394.点名要人
羡莫离来了。
依旧是一身青袍,透着高冷,虽然他是来拜访,却真真是给一种“莅临寒舍,蓬荜生辉,我该感激”的感觉。
索勒对他没有任何好感,更何况他还是这样,没好气地道:“羡宫主,小舍小本买卖,赊不起账,本人身有病疾,起不来身,做不了事,还望羡宫主莫要见怪。”
公孙破奴正装模作样的给他俩送上茶水,闻言看了他一眼,暗暗朝他竖了个拇指,恭着身子退了出去。
羡莫离看了眼面前的普通白杯,淡淡道:“少郎君放心,莫离饮茶用白玉杯,品酒用朱漆碗,找人做事最低也要校尉的身份,索少郎安心养病就好,不用担心。”
索勒冷笑道:“那羡宫主到小舍有何贵干啊?您可别说是来看索某人病好没好!”
羡莫离挑了挑眉,半阴不阳地道:“索少郎果然聪明,莫离来此正是要看看少郎君的病好了几成。”
“这好不好的,羡宫主没那个闲心关心吧?”
“我是没那个闲心,”羡莫离仿佛就是来成心气索勒似的,淡淡道:“少郎君是死是活,于莫离而言,还不如测测哪天会下雨来得实在。”
索勒真是好脾气到头了,咬牙笑道:“那您过来干嘛啊?是觉得大限已到,想让我这里的胡医帮你急救渡过这个劫啊?”

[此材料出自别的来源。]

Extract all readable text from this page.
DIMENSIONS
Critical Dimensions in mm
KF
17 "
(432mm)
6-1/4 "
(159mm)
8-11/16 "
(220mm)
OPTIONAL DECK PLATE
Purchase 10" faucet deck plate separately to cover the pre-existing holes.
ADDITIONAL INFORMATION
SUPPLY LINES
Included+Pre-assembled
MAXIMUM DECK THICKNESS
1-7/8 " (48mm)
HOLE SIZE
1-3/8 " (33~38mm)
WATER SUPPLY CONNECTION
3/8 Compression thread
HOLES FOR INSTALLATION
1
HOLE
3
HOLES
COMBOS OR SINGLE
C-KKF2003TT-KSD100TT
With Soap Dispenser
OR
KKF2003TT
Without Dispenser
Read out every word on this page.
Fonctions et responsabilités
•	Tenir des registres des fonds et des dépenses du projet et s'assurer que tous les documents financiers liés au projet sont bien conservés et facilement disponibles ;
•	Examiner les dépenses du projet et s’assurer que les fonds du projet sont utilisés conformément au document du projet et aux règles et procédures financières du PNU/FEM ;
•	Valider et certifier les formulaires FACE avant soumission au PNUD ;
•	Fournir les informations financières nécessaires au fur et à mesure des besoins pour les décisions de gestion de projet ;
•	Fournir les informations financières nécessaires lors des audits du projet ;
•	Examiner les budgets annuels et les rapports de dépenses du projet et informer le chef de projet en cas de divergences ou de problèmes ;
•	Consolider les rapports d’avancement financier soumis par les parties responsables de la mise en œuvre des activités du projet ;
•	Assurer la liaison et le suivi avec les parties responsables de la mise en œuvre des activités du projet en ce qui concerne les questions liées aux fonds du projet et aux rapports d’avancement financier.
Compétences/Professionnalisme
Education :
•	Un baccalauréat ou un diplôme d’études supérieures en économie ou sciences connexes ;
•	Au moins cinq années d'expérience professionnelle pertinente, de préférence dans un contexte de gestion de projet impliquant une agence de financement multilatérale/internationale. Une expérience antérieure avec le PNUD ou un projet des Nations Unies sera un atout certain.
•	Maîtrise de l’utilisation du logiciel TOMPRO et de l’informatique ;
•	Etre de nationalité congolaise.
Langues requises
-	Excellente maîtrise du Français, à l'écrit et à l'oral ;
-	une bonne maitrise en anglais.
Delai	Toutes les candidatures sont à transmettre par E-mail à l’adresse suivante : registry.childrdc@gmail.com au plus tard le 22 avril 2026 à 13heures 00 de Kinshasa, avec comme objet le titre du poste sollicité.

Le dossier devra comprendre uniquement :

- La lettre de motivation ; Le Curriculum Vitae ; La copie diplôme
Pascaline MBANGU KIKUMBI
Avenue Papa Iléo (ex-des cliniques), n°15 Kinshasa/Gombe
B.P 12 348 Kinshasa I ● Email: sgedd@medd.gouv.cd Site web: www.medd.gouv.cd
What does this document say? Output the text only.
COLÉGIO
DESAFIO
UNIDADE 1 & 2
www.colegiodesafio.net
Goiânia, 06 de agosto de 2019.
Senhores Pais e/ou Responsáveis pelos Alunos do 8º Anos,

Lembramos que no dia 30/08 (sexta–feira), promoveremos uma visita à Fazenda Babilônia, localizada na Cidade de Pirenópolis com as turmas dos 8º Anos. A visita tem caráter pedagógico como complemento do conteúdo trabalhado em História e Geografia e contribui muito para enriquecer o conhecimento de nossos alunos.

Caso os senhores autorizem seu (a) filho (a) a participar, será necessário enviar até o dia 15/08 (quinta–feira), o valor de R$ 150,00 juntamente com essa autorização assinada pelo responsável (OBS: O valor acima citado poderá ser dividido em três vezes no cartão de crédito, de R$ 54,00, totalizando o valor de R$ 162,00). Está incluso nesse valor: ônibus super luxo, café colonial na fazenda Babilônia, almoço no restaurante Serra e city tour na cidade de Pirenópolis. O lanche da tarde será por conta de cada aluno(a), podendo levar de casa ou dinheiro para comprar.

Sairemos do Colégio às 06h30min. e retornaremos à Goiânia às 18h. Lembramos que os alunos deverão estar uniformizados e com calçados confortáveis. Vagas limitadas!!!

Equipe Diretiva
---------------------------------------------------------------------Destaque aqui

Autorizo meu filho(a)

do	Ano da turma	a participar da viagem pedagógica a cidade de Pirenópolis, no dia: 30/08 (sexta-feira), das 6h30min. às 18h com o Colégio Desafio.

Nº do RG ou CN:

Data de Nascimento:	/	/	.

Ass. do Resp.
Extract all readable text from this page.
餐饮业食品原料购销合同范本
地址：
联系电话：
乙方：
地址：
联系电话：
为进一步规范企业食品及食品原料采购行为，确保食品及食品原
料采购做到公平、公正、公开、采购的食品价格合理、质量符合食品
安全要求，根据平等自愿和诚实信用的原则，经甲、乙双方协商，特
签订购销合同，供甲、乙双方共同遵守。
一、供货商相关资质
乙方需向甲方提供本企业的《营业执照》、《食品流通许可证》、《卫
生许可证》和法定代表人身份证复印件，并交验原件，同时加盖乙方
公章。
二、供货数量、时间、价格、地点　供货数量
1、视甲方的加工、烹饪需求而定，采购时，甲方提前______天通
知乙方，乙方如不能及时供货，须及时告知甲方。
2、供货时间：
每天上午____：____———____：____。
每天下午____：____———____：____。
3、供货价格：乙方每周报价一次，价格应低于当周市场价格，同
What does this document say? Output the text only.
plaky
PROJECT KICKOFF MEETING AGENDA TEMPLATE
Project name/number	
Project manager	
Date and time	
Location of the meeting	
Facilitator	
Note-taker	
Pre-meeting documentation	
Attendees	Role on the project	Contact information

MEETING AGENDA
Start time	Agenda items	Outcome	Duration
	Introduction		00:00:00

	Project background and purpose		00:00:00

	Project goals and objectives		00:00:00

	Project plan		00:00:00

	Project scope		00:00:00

羡莫离这回是真笑了,虽然笑得无比瘆人。他站起身来才道:“有人惦念你,希望你赶紧好起来,莫离帮他过来看看而已。现在看来,你精神头不错,再等个二三月应该没问题了,少郎君,告辞!”
“……不送!”索勒板着脸吐出两个字。
索勒从三楼看着羡莫离的身影钻入到人群中沉沉远去,才转身看向公孙破奴,问道:“他什么意思?”
公孙破奴白了他一眼道:“明知故问!”
“可是,天子要想知道,问金家兄弟就好,让他来看什么?”
“金家兄弟一不懂医术,二不会玄学,都是亲信,也要量才而用不是?”
索勒点头附和:“也对!”
公孙破奴邪笑道:“索少郎,你这马上就要高升了呢!”
“高升个屁!”索勒冷着板白楞着他:“要是好事,能轮得上我?若只看能力,京兆尹赵广汉就是个能手,长安城还找不出三四个来?这是看我孤家寡人好欺负呢!”
“原来你这么胆小怕事啊?”公孙破奴讥笑出声:“大师姐可说你艺高人胆大呢,她也有走眼的时候!”
“哪个胆小怕事了?”索勒眼睛瞪了起来:“我只是不想掺和长安这些事,我没那么大志向,只想保家卫国,看好西域,或者哪有都可以,只是不想把精力放到别人的内斗上。”
“既来之则安之,你走得了吗?”公孙破奴打开窗子,看着外面熙熙攘攘的人群,道:“长安就不是国了吗?长安若乱,这天下还会有不乱的地方吗?”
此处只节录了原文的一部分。